Monday, March 7, 2016
Flyleaf Books, 752 Martin Luther King, Jr. Blvd, Chapel Hill, NC 27514 (Directions)
All are welcome to a discussion at Chapel Hill's Flyleaf Books with Duke University professor Jedediah Purdy and Rice University post-doctoral fellow Roy Scranton about their recent books on the anthropocene and their differing views about the possibility for a peaceful and rich human future. The discussion will be moderated by David Graham (Duke '09), staff writer at The Atlantic. Flyer available here.
Scranton's and Purdy's books have been featured together in recent reviews and debates concerning the future of humanity in the anthropocene:
"Impurity: Two Books on the Anthropocene," by Rebecca Tuhus-Dubrow, Los Angeles Review of Books, November 30, 2015.
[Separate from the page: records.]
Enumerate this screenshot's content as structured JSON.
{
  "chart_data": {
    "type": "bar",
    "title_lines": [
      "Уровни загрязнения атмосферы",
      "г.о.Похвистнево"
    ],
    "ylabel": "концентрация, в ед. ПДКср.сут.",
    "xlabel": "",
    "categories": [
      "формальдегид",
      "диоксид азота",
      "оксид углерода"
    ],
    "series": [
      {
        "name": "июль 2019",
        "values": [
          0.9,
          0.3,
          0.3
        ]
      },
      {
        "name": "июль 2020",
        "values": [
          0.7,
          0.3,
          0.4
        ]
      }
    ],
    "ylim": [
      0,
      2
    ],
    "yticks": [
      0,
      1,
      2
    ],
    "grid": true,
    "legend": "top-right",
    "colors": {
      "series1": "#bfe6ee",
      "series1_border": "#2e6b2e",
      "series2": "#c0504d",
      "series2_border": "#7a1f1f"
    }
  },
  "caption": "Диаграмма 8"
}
"Forum: The New Nature," Boston Review, January 11, 2016. Featuring Jedediah Purdy opening the debate, with responses by Jo Guldi, Robert Paarlberg, David Keith, Ugo Mattei, Paul Waldau, Jairus Grove, Andreas Malm, Anna Tsing, Vandana Shiva, and Roy Scranton
Jedediah Purdy, Robinson O. Everett Professor of Law at Duke University, teaches constitutional, environmental, and property law and writes in all of these areas. He also teaches legal theory and writes on issues at the intersection of law and social and political thought.
He is the author of five books, including a trilogy on American political identity, which concluded with A Tolerable Anarchy (2009), all from Knopf. The Meaning of Property appeared in 2010 from Yale University Press. He has published many essays in publications including The Atlantic Monthly, The New Yorker, Dissent, The New Republic, The New York Times Op Ed Page and Book Review, Die Zeit, and Democracy Journal, and his legal scholarship has appeared in the Yale Law Journal, University of Chicago Law Review, Duke Law Journal, Cornell Law Review, and Harvard Environmental Law Review, among others. His most recent book is After Nature: A Politics for the Anthropocene.
University of Notre Dame
Roy Scranton is the author of Learning to Die in the Anthropocene: Reflections on the End of Civilization, co-editor of Fire and Forget: Short Stories from the Long War. His essays, articles, and reviews have been published in Rolling Stone, the New York Times, The Nation, and elsewhere. He holds an MA in Liberal Studies from the New School for Social Research and a PhD in English from Princeton, was a post-doctoral research fellow at the Center for Energy and Environmental Research in the Human Science at Rice University, and recently joined the faculty at the University of Notre Dame as assistant professor of English. His current scholarly project is on the politics of trauma in American World War II literature. His Iraq war novel, War Porn, was released in summer 2016 by Soho Press.